J Biomol Tech. 2007 February; 18(1): 50–51.
PMCID: PMC2291934

P145-S Interactive and Automated Top-Down Analysis of Sequencing Data of Intact Proteins


In a Top-Down workflow (ECD, ETD, ISD) the whole protein molecule is subjected to fragmentation and proteins are not digested (as in the Bottom-Up approach). This allows the detection of signal peptides, modifications, sequence variations and mutations. Top-Down analyses can be done using FTMS/ECD/ESI or MALDI-ISD spectra.

For the analysis of Top-Down datasets flexible algorithms are required that allow the creation of sequence tags based on peak mass differences and several ways to process the sequence tags in a subsequent step. Sequence tags can be created that can include various modifications, user-defined mass range, inclusion of selected peaks and exclusion of peaks matched by accepted tags. The resulting sequence tags are scored and can be used to perform MS-BLAST homology searches or Mascot sequence tag searches to identify unknown proteins. An alternative workflow that was developed involves a known protein sequence and the identification of protein modifications or mutations. Using these algorithms it is possible to automatically suggest the signal peptide structure from the mass offset between the experimental tag and the theoretical value that is based on the protein sequence database entry, modifications or a mutations.

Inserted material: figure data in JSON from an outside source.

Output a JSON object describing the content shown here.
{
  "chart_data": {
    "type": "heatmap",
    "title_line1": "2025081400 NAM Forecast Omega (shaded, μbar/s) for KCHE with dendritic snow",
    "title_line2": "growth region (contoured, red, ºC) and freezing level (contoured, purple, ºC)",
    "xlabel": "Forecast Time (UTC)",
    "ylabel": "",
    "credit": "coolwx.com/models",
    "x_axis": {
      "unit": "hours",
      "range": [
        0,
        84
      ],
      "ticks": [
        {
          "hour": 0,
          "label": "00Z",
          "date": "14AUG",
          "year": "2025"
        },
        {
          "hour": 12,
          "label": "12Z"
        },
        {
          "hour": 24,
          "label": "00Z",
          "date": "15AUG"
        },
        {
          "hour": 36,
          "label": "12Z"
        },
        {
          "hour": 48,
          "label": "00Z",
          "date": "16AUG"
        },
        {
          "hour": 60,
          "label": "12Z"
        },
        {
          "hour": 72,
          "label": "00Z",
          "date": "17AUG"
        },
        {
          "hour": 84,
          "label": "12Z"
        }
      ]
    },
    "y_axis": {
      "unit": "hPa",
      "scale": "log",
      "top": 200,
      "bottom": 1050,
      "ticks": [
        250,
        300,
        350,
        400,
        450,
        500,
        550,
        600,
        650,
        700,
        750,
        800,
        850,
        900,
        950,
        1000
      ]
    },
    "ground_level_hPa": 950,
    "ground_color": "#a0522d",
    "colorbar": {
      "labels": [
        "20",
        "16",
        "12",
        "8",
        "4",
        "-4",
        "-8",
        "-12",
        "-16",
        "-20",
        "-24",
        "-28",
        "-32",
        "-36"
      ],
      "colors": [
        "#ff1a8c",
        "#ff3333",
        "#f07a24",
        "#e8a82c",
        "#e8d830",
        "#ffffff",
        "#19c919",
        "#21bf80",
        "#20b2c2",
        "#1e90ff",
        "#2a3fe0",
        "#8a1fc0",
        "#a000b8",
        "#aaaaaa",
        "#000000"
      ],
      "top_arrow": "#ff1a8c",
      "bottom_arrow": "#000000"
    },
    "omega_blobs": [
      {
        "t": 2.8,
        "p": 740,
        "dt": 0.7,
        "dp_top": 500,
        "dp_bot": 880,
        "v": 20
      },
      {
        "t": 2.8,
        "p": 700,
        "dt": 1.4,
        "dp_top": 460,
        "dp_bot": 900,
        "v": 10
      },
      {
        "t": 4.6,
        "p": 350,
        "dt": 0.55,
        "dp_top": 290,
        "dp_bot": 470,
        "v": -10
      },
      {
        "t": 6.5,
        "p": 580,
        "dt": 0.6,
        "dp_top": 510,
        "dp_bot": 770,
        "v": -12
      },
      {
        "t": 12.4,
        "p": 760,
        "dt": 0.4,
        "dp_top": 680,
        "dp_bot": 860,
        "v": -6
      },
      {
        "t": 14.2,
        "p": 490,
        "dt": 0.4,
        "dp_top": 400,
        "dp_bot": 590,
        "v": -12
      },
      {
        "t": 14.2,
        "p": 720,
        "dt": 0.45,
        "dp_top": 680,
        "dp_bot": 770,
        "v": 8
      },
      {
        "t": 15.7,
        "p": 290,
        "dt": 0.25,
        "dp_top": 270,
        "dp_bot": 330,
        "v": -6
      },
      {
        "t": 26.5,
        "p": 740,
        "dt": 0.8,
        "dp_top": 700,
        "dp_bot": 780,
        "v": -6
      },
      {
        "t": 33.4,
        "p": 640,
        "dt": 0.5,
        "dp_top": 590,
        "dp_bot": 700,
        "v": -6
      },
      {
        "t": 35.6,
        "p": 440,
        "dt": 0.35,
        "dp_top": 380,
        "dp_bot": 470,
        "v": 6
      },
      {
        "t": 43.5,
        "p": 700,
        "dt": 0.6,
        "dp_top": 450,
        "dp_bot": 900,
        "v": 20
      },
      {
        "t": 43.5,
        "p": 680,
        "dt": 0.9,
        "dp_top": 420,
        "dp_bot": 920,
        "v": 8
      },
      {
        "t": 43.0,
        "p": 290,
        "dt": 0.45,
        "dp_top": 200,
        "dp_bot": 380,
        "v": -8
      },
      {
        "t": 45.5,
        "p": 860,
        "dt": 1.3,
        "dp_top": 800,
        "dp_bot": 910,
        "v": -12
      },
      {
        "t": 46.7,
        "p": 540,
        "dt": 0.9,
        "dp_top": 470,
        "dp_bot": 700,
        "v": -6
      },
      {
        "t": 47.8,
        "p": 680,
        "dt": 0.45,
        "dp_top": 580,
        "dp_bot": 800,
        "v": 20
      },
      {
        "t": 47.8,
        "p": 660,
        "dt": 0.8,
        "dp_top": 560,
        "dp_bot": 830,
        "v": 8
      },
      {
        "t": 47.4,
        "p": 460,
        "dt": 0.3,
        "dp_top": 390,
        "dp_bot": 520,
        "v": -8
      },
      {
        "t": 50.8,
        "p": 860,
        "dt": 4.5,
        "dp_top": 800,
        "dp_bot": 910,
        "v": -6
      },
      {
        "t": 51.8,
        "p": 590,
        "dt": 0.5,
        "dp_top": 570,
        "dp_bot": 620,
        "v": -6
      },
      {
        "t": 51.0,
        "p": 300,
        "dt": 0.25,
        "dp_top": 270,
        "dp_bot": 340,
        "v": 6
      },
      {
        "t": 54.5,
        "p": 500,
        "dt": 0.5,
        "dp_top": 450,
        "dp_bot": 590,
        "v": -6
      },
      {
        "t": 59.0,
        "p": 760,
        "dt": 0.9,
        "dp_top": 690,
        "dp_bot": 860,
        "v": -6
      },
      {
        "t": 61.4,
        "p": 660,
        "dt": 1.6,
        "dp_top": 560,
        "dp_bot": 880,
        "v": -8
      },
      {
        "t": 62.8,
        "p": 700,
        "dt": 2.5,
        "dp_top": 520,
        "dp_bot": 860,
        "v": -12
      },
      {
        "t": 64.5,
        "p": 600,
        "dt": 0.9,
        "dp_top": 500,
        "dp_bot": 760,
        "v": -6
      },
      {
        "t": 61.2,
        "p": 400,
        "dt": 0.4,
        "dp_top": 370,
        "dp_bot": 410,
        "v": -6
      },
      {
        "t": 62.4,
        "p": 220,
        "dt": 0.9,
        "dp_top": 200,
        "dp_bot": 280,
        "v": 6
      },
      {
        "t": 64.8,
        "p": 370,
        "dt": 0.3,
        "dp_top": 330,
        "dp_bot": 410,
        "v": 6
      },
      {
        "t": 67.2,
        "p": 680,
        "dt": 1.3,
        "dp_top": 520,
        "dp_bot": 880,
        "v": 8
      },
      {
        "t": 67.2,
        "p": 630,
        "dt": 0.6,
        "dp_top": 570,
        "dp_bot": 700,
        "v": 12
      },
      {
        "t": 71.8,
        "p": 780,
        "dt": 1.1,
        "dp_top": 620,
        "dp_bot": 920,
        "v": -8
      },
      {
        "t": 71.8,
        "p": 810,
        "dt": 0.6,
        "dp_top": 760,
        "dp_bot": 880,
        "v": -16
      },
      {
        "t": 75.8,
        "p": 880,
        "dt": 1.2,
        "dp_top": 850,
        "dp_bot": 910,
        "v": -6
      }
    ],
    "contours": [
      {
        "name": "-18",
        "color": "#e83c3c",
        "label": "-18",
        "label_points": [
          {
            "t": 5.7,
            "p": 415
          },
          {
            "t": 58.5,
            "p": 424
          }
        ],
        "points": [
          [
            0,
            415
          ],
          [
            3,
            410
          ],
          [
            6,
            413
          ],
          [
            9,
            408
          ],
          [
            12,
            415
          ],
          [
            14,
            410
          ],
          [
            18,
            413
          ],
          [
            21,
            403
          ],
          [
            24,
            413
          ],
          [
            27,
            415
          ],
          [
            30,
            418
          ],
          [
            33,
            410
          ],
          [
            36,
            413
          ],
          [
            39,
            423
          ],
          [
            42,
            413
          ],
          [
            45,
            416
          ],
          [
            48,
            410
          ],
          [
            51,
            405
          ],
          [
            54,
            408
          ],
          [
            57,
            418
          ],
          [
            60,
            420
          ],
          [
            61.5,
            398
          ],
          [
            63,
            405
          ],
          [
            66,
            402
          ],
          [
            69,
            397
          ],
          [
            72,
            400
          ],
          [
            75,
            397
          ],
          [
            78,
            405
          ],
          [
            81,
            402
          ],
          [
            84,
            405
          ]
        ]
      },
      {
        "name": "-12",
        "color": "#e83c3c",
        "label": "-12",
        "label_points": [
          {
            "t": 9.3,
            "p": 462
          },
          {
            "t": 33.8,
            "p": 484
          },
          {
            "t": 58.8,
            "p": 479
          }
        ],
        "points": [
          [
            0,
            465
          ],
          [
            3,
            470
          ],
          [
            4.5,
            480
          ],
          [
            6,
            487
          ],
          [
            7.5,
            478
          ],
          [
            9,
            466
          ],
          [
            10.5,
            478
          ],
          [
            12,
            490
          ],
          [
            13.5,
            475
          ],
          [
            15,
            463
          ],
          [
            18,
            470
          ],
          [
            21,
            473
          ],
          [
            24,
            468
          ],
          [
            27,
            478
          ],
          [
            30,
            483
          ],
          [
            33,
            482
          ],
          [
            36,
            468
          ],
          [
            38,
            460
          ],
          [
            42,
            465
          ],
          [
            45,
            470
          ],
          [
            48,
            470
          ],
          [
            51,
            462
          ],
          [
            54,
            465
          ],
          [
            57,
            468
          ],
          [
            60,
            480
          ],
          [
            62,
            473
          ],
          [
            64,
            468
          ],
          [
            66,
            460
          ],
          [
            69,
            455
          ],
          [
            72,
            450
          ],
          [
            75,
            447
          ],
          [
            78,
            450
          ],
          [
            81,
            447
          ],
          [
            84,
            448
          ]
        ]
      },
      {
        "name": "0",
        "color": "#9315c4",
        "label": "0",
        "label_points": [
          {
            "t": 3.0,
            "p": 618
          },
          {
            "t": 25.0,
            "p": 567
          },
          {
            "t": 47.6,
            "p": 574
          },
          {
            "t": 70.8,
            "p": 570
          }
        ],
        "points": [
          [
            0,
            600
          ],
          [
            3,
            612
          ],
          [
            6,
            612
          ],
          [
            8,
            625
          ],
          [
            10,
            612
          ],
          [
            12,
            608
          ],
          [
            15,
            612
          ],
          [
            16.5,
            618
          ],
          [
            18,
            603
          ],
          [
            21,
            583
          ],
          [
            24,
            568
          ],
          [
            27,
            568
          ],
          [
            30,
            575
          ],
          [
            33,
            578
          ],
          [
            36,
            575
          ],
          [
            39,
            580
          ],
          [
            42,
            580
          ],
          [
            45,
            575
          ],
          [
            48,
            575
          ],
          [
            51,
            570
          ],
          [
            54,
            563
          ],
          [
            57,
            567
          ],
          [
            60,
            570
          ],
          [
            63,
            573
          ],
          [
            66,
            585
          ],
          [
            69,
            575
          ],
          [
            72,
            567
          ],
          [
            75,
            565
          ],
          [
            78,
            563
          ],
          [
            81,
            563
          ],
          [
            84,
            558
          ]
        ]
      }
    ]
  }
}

We used the algorithms that are included in the BioTools 3.1 software package to analyze reISD-MALDI-TOF and ECD-FTICR spectra from undigested proteins in the molecular weight range 6–70 kDa and could automatically detect, e.g., the length of the pre-pro peptide of bovine serum albumin (67 kDa). Other examples involved proteins with N/D and Q/E ambiguities in their database record such as carbonic anhydrase. An interesting field of application is the localization of protein phosphorylation sites based on the undigested protein as in the top-down analysis suppression of the phosphorylated peptides is not observed.